Sara stared. “I did come to your house once, Danny, months after you had left. Frances still didn’t know where you were.”
“What are you talking about? She knew,” Danny said, startled. “Of course she knew. She was sending me money when she could.”
“I don’t understand. But then you came home again—you still didn’t try to see me.”
“I didn’t come home.”
“Danny. You were home. I know you were home. You signed the papers.”
He frowned. “What papers?”
“The papers. The agency served you with papers to sign.

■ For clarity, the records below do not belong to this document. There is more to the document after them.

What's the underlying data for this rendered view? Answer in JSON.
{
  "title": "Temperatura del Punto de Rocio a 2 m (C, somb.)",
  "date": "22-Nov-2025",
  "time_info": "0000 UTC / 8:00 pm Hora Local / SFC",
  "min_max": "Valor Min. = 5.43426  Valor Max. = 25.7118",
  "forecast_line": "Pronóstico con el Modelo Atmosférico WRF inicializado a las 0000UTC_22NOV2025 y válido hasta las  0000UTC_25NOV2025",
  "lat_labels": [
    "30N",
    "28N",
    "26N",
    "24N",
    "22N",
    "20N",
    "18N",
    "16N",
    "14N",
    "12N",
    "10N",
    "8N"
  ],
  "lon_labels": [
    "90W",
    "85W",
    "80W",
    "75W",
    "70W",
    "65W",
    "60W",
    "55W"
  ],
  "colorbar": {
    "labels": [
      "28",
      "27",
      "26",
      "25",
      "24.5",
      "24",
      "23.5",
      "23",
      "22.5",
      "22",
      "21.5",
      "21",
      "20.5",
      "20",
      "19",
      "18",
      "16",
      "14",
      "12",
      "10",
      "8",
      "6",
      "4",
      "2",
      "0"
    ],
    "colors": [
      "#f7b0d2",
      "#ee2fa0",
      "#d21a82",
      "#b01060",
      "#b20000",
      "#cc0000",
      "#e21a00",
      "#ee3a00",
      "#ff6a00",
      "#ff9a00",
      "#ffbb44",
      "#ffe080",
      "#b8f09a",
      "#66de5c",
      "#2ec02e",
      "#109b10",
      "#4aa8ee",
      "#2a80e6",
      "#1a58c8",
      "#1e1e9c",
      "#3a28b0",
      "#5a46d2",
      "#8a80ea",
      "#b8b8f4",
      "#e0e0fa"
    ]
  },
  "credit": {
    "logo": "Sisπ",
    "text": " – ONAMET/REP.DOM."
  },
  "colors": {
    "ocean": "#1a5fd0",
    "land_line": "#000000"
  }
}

You had to say you knew the baby was being put up for adoption, that you knew there would be a hearing. Not showing up for the hearing meant you didn’t want the baby, that you wouldn’t fight the adoption.”
Danny looked suddenly dazed. He stepped back from Sara. “What are you talking about? What adoption? What papers? You had an abortion. My mother told me. That day you came to the house furious with me, blaming me, all upset because you had had one.”